Miasma’s behavior follows a dangerous pattern for software supply chain attacks: steal credentials, then use those credentials to spread.

In the Red Hat npm compromise, the malicious payload harvested credentials through the npm preinstall process. Once it gained access, it could propagate to other packages that the victim was able to publish.

In the Microsoft GitHub repository incident, the campaign evolved by targeting AI coding agents and repository configuration files. This approach expanded the attack surface beyond package installation and into everyday development workflows.

The same contributor account tied to the Microsoft repository compromise had also been previously linked to three malicious versions of Microsoft’s durabletask PyPI package uploaded on May 19.

Why AI Coding Tools Became the New Attack Surface

The Microsoft repository compromise shows how attackers are adapting to the way developers now work. AI coding assistants and editor-integrated tools can read configuration files, run project commands, and interact with codebases in ways that create new opportunities for abuse.

Rather than poisoning only a package registry, the attacker planted configuration files aimed at AI coding assistants. That shift matters because it targets the moment a developer opens or works with a repository, not just the moment a dependency is installed.

This turns trusted development environments into a potential execution path. And honestly, that’s what makes this kind of campaign so uncomfortable: the workflow itself becomes the target.

The tools named in the incident — Claude Code, Gemini CLI, Cursor, and VS Code — are part of the modern developer stack. When malicious configuration files are placed inside a repository, the risk moves closer to routine coding activity.
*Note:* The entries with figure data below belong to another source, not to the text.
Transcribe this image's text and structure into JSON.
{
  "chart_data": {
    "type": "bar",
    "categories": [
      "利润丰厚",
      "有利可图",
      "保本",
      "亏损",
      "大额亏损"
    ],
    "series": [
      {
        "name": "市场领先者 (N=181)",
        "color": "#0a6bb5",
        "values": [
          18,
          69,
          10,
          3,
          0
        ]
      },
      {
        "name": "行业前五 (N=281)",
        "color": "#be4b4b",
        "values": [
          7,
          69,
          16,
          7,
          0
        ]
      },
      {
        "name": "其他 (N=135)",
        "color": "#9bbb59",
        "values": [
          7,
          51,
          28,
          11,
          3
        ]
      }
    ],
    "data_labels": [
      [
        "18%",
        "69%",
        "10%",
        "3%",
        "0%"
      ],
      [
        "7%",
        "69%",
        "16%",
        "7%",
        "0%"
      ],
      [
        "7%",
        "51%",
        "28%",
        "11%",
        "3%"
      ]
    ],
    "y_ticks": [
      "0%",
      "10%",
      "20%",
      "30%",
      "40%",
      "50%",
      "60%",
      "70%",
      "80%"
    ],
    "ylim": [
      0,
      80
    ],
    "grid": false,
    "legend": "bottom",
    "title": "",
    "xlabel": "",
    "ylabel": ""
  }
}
Organizations using affected Azure GitHub Actions were advised to take immediate defensive steps. The key recommendations focused on reducing dependency on mutable references, rotating credentials, and using alternative deployment paths while repositories remain unavailable.

Pin GitHub Actions to Full Commit SHAs

Teams should pin actions to full commit SHAs rather than relying on mutable tags. This creates a fixed reference point and reduces exposure when tags or upstream repositories change unexpectedly.

Rotate Azure CLI Tokens and Managed-Identity Credentials

Azure CLI tokens and managed-identity credentials should be rotated. This is especially important where credentials may have been exposed through compromised repository workflows, developer tools, or automated deployment processes.

Use Alternative Deployment Methods

Until affected repositories are restored, organizations were advised to deploy through other methods, including Azure CLI or Zip Deploy.

These steps do not change the fact that the campaign has already moved across multiple ecosystems. But they do help limit the blast radius for teams depending on affected Azure GitHub Actions.

Broader Supply Chain Security Impact

The Microsoft repository incident marks a tactical evolution in the Miasma campaign. It began with compromised Red Hat npm packages, then moved into Microsoft-linked GitHub repositories and AI coding tool configuration.

That progression shows how modern software supply chain attacks are no longer limited to one ecosystem, one package manager, or one dependency path. The campaign touched npm packages, PyPI package activity, GitHub repositories, Azure deployment workflows, and AI-assisted developer environments.

The Miasma worm’s ability to harvest credentials and self-propagate makes repository hygiene, credential rotation, and pinned dependencies more than best practices. In this kind of campaign, they become practical containment measures.